A Amazônia está enfrentando sérios problemas de desmatamento, especialmente devido à construção de estradas. O ecólogo William F. Laurance alerta que as estradas secundárias causam 305 vezes mais destruição florestal do que a estrada inicial. Ele explica que, quando uma estrada é construída, surgem muitas outras, levando a mais desmatamento, incêndios e exploração ilegal de recursos. Laurance, que é professor e especialista em conservação, destaca que a fragmentação da floresta e a perda de biodiversidade são algumas das principais ameaças. Ele defende que é essencial combater projetos de infraestrutura mal planejados, como usinas e grandes minas, e que o controle rigoroso das estradas é fundamental para preservar a floresta. A falta de fiscalização adequada e a redução de recursos para órgãos de proteção ambiental também são preocupações. Laurance enfatiza que manter as florestas intactas é crucial para evitar impactos negativos na Amazônia.
William F. Laurance, ecólogo renomado, alertou sobre os impactos devastadores das estradas na Amazônia durante sua participação na Reunião Magna da Academia Brasileira de Ciência, no Museu do Amanhã, no Rio de Janeiro. Laurance destacou que a destruição florestal associada a estradas secundárias é 305 vezes maior que a da estrada inicial.

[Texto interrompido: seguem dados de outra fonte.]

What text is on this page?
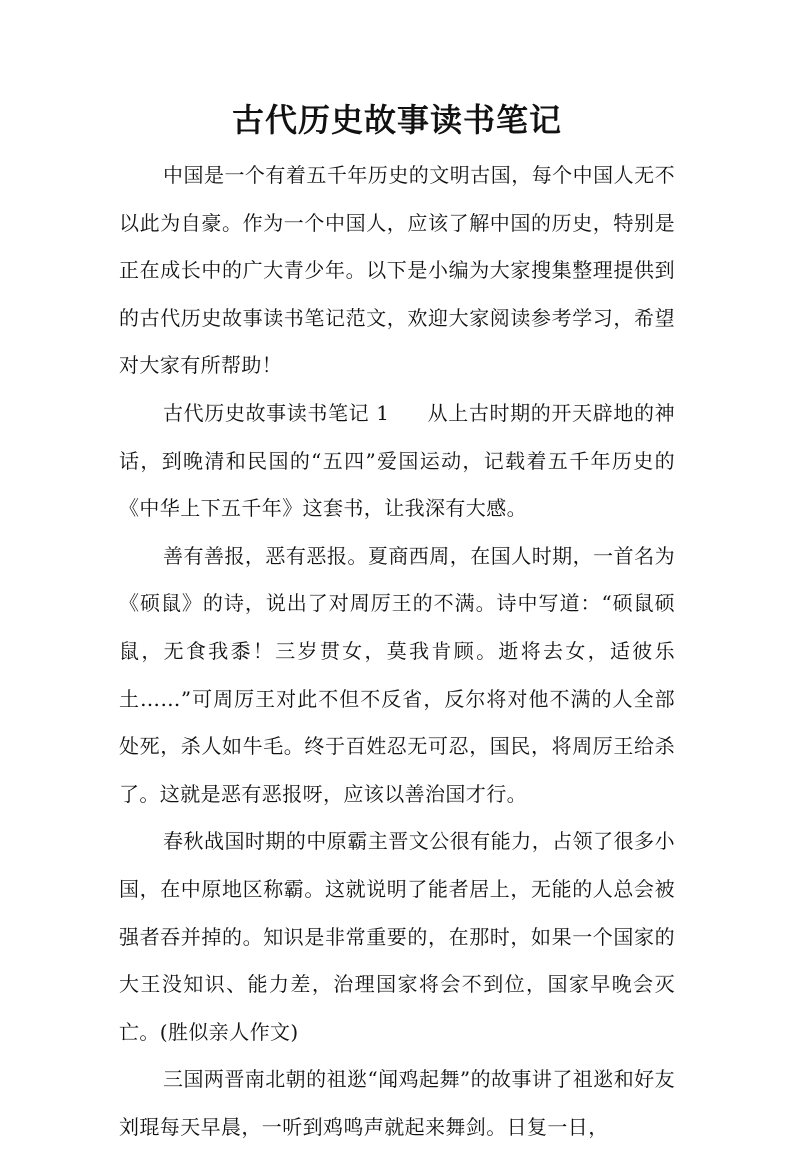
古代历史故事读书笔记

中国是一个有着五千年历史的文明古国，每个中国人无不以此为自豪。作为一个中国人，应该了解中国的历史，特别是正在成长中的广大青少年。以下是小编为大家搜集整理提供到的古代历史故事读书笔记范文，欢迎大家阅读参考学习，希望对大家有所帮助！

古代历史故事读书笔记 1 从上古时期的开天辟地的神话，到晚清和民国的“五四”爱国运动，记载着五千年历史的《中华上下五千年》这套书，让我深有大感。

善有善报，恶有恶报。夏商西周，在国人时期，一首名为《硕鼠》的诗，说出了对周厉王的不满。诗中写道：“硕鼠硕鼠，无食我黍！三岁贯女，莫我肯顾。逝将去女，适彼乐土……”可周厉王对此不但不反省，反尔将对他不满的人全部处死，杀人如牛毛。终于百姓忍无可忍，国民，将周厉王给杀了。这就是恶有恶报呀，应该以善治国才行。

春秋战国时期的中原霸主晋文公很有能力，占领了很多小国，在中原地区称霸。这就说明了能者居上，无能的人总会被强者吞并掉的。知识是非常重要的，在那时，如果一个国家的大王没知识、能力差，治理国家将会不到位，国家早晚会灭亡。(胜似亲人作文)

三国两晋南北朝的祖逖“闻鸡起舞”的故事讲了祖逖和好友刘琨每天早晨，一听到鸡鸣声就起来舞剑。日复一日，
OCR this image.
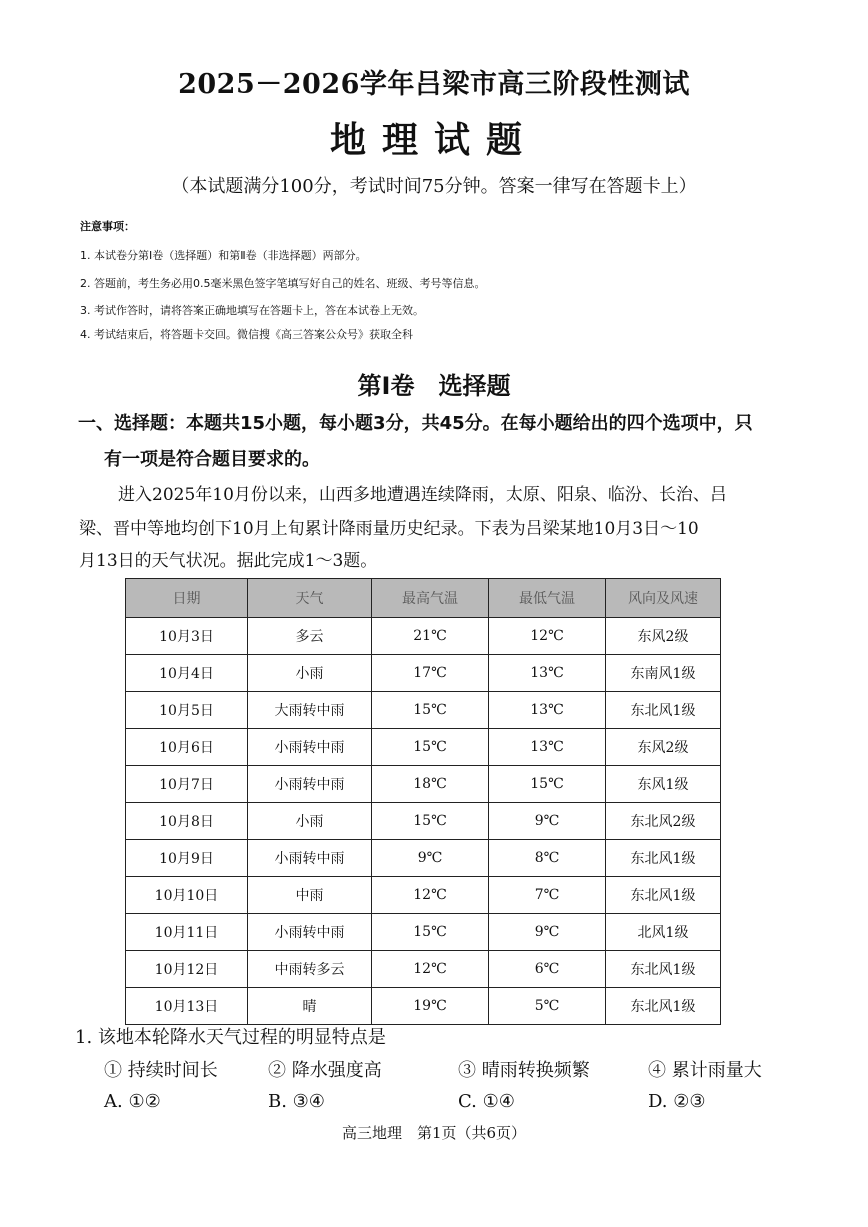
2025－2026学年吕梁市高三阶段性测试
地理试题
（本试题满分100分，考试时间75分钟。答案一律写在答题卡上）
注意事项：
1. 本试卷分第Ⅰ卷（选择题）和第Ⅱ卷（非选择题）两部分。
2. 答题前，考生务必用0.5毫米黑色签字笔填写好自己的姓名、班级、考号等信息。
3. 考试作答时，请将答案正确地填写在答题卡上，答在本试卷上无效。
4. 考试结束后，将答题卡交回。微信搜《高三答案公众号》获取全科
第Ⅰ卷　选择题
一、选择题：本题共15小题，每小题3分，共45分。在每小题给出的四个选项中，只
有一项是符合题目要求的。
进入2025年10月份以来，山西多地遭遇连续降雨，太原、阳泉、临汾、长治、吕
梁、晋中等地均创下10月上旬累计降雨量历史纪录。下表为吕梁某地10月3日～10
月13日的天气状况。据此完成1～3题。
日期	天气	最高气温	最低气温	风向及风速
10月3日	多云	21℃	12℃	东风2级
10月4日	小雨	17℃	13℃	东南风1级
10月5日	大雨转中雨	15℃	13℃	东北风1级
10月6日	小雨转中雨	15℃	13℃	东风2级
10月7日	小雨转中雨	18℃	15℃	东风1级
10月8日	小雨	15℃	9℃	东北风2级
10月9日	小雨转中雨	9℃	8℃	东北风1级
10月10日	中雨	12℃	7℃	东北风1级
10月11日	小雨转中雨	15℃	9℃	北风1级
10月12日	中雨转多云	12℃	6℃	东北风1级
10月13日	晴	19℃	5℃	东北风1级
1. 该地本轮降水天气过程的明显特点是
① 持续时间长	② 降水强度高	③ 晴雨转换频繁	④ 累计雨量大
A. ①②	B. ③④	C. ①④	D. ②③
高三地理　第1页（共6页）
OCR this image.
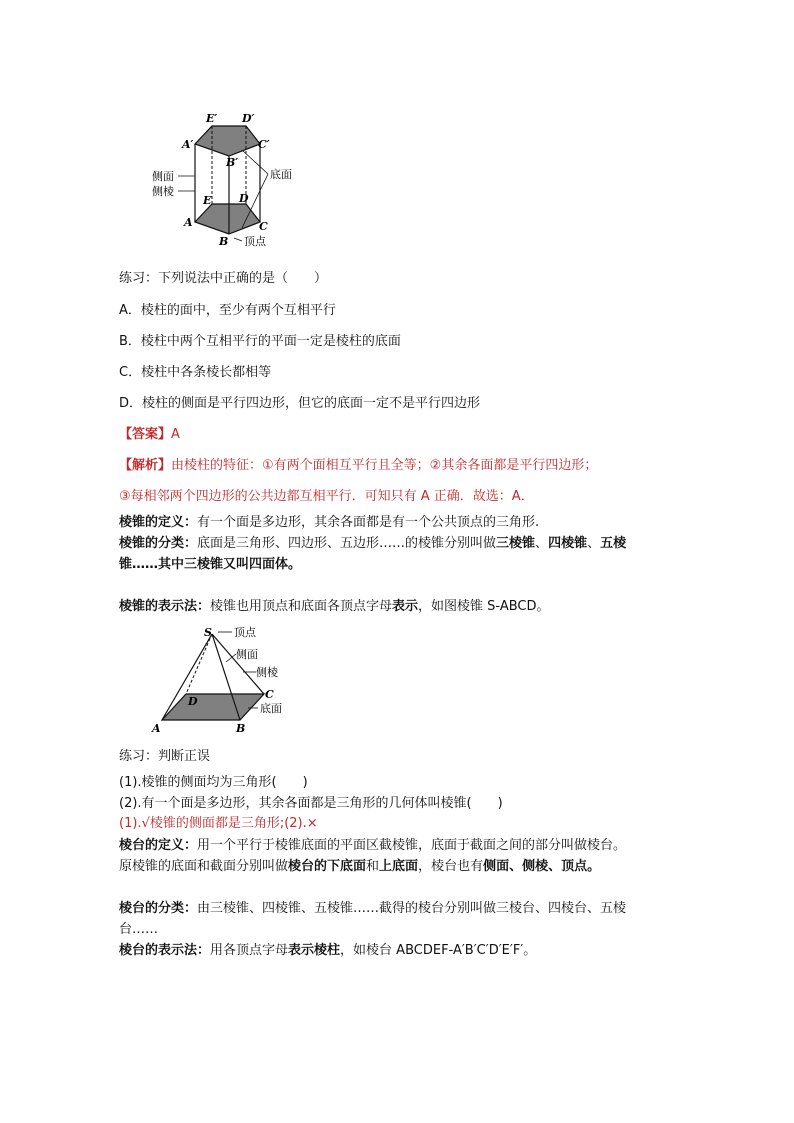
E′ D′
A′	C′
B′
E	D
A
B
C
侧面
侧棱
底面
顶点
练习：下列说法中正确的是（　　）
A．棱柱的面中，至少有两个互相平行
B．棱柱中两个互相平行的平面一定是棱柱的底面
C．棱柱中各条棱长都相等
D．棱柱的侧面是平行四边形，但它的底面一定不是平行四边形
【答案】A
【解析】由棱柱的特征：①有两个面相互平行且全等；②其余各面都是平行四边形；
③每相邻两个四边形的公共边都互相平行．可知只有 A 正确．故选：A．
棱锥的定义：有一个面是多边形，其余各面都是有一个公共顶点的三角形.
棱锥的分类：底面是三角形、四边形、五边形……的棱锥分别叫做三棱锥、四棱锥、五棱
锥……其中三棱锥又叫四面体。
棱锥的表示法：棱锥也用顶点和底面各顶点字母表示，如图棱锥 S-ABCD。
S
A	B
C
D
顶点
侧面
侧棱
底面
练习：判断正误
(1).棱锥的侧面均为三角形(　　)
(2).有一个面是多边形，其余各面都是三角形的几何体叫棱锥(　　)
(1).√棱锥的侧面都是三角形;(2).×
棱台的定义：用一个平行于棱锥底面的平面区截棱锥，底面于截面之间的部分叫做棱台。
原棱锥的底面和截面分别叫做棱台的下底面和上底面，棱台也有侧面、侧棱、顶点。
棱台的分类：由三棱锥、四棱锥、五棱锥……截得的棱台分别叫做三棱台、四棱台、五棱
台……
棱台的表示法：用各顶点字母表示棱柱，如棱台 ABCDEF-A′B′C′D′E′F′。
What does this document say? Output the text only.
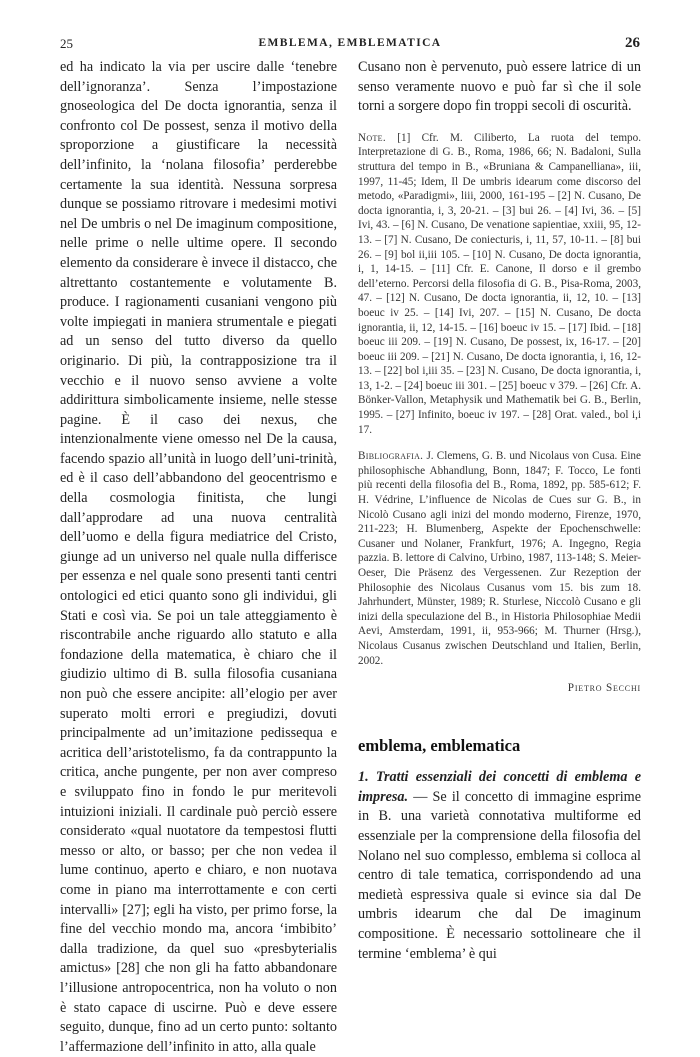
25	EMBLEMA, EMBLEMATICA	26

ed ha indicato la via per uscire dalle ‘tenebre dell’ignoranza’. Senza l’impostazione gnoseologica del De docta ignorantia, senza il confronto col De possest, senza il motivo della sproporzione a giustificare la necessità dell’infinito, la ‘nolana filosofia’ perderebbe certamente la sua identità. Nessuna sorpresa dunque se possiamo ritrovare i medesimi motivi nel De umbris o nel De imaginum compositione, nelle prime o nelle ultime opere. Il secondo elemento da considerare è invece il distacco, che altrettanto costantemente e volutamente B. produce. I ragionamenti cusaniani vengono più volte impiegati in maniera strumentale e piegati ad un senso del tutto diverso da quello originario. Di più, la contrapposizione tra il vecchio e il nuovo senso avviene a volte addirittura simbolicamente insieme, nelle stesse pagine. È il caso dei nexus, che intenzionalmente viene omesso nel De la causa, facendo spazio all’unità in luogo dell’uni-trinità, ed è il caso dell’abbandono del geocentrismo e della cosmologia finitista, che lungi dall’approdare ad una nuova centralità dell’uomo e della figura mediatrice del Cristo, giunge ad un universo nel quale nulla differisce per essenza e nel quale sono presenti tanti centri ontologici ed etici quanto sono gli individui, gli Stati e così via. Se poi un tale atteggiamento è riscontrabile anche riguardo allo statuto e alla fondazione della matematica, è chiaro che il giudizio ultimo di B. sulla filosofia cusaniana non può che essere ancipite: all’elogio per aver superato molti errori e pregiudizi, dovuti principalmente ad un’imitazione pedissequa e acritica dell’aristotelismo, fa da contrappunto la critica, anche pungente, per non aver compreso e sviluppato fino in fondo le pur meritevoli intuizioni iniziali. Il cardinale può perciò essere considerato «qual nuotatore da tempestosi flutti messo or alto, or basso; per che non vedea il lume continuo, aperto e chiaro, e non nuotava come in piano ma interrottamente e con certi intervalli» [27]; egli ha visto, per primo forse, la fine del vecchio mondo ma, ancora ‘imbibito’ dalla tradizione, da quel suo «presbyterialis amictus» [28] che non gli ha fatto abbandonare l’illusione antropocentrica, non ha voluto o non è stato capace di uscirne. Può e deve essere seguito, dunque, fino ad un certo punto: soltanto l’affermazione dell’infinito in atto, alla quale

Cusano non è pervenuto, può essere latrice di un senso veramente nuovo e può far sì che il sole torni a sorgere dopo fin troppi secoli di oscurità.

Note. [1] Cfr. M. Ciliberto, La ruota del tempo. Interpretazione di G. B., Roma, 1986, 66; N. Badaloni, Sulla struttura del tempo in B., «Bruniana & Campanelliana», iii, 1997, 11-45; Idem, Il De umbris idearum come discorso del metodo, «Paradigmi», liii, 2000, 161-195 – [2] N. Cusano, De docta ignorantia, i, 3, 20-21. – [3] bui 26. – [4] Ivi, 36. – [5] Ivi, 43. – [6] N. Cusano, De venatione sapientiae, xxiii, 95, 12-13. – [7] N. Cusano, De coniecturis, i, 11, 57, 10-11. – [8] bui 26. – [9] bol ii,iii 105. – [10] N. Cusano, De docta ignorantia, i, 1, 14-15. – [11] Cfr. E. Canone, Il dorso e il grembo dell’eterno. Percorsi della filosofia di G. B., Pisa-Roma, 2003, 47. – [12] N. Cusano, De docta ignorantia, ii, 12, 10. – [13] boeuc iv 25. – [14] Ivi, 207. – [15] N. Cusano, De docta ignorantia, ii, 12, 14-15. – [16] boeuc iv 15. – [17] Ibid. – [18] boeuc iii 209. – [19] N. Cusano, De possest, ix, 16-17. – [20] boeuc iii 209. – [21] N. Cusano, De docta ignorantia, i, 16, 12-13. – [22] bol i,iii 35. – [23] N. Cusano, De docta ignorantia, i, 13, 1-2. – [24] boeuc iii 301. – [25] boeuc v 379. – [26] Cfr. A. Bönker-Vallon, Metaphysik und Mathematik bei G. B., Berlin, 1995. – [27] Infinito, boeuc iv 197. – [28] Orat. valed., bol i,i 17.

Bibliografia. J. Clemens, G. B. und Nicolaus von Cusa. Eine philosophische Abhandlung, Bonn, 1847; F. Tocco, Le fonti più recenti della filosofia del B., Roma, 1892, pp. 585-612; F. H. Védrine, L’influence de Nicolas de Cues sur G. B., in Nicolò Cusano agli inizi del mondo moderno, Firenze, 1970, 211-223; H. Blumenberg, Aspekte der Epochenschwelle: Cusaner und Nolaner, Frankfurt, 1976; A. Ingegno, Regia pazzia. B. lettore di Calvino, Urbino, 1987, 113-148; S. Meier-Oeser, Die Präsenz des Vergessenen. Zur Rezeption der Philosophie des Nicolaus Cusanus vom 15. bis zum 18. Jahrhundert, Münster, 1989; R. Sturlese, Niccolò Cusano e gli inizi della speculazione del B., in Historia Philosophiae Medii Aevi, Amsterdam, 1991, ii, 953-966; M. Thurner (Hrsg.), Nicolaus Cusanus zwischen Deutschland und Italien, Berlin, 2002.

Pietro Secchi

emblema, emblematica

1. Tratti essenziali dei concetti di emblema e impresa. — Se il concetto di immagine esprime in B. una varietà connotativa multiforme ed essenziale per la comprensione della filosofia del Nolano nel suo complesso, emblema si colloca al centro di tale tematica, corrispondendo ad una medietà espressiva quale si evince sia dal De umbris idearum che dal De imaginum compositione. È necessario sottolineare che il termine ‘emblema’ è qui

Laurance, professor da Universidade James Cook, na Austrália, enfatizou que as estradas atuam como porta de entrada para desmatamento, incêndios e degradação ambiental. Ele defendeu a necessidade de conter a expansão dessas rotas, além de criticar projetos de infraestrutura mal planejados, como usinas hidrelétricas e grandes minas.
O ecólogo explicou que, após a construção de uma estrada, surgem muitas estradas secundárias, frequentemente ilegais, que intensificam a exploração da floresta. Estudos mostram que a Amazônia brasileira é a região mais afetada, com a destruição florestal sendo alarmantemente maior em comparação a outras áreas tropicais.
Laurance também abordou as ameaças significativas às florestas tropicais, como a fragmentação de habitats e a extração de madeira. Ele alertou que, embora as mudanças climáticas sejam uma preocupação crescente, os impactos do uso da terra são atualmente mais destrutivos.
Para a preservação da Amazônia, o ecólogo sugere combater a construção de estradas e projetos de infraestrutura inadequados. Ele ressaltou que a fiscalização rigorosa é essencial, mas atualmente o Instituto Brasileiro do Meio Ambiente e dos Recursos Naturais Renováveis (Ibama) enfrenta limitações em sua atuação.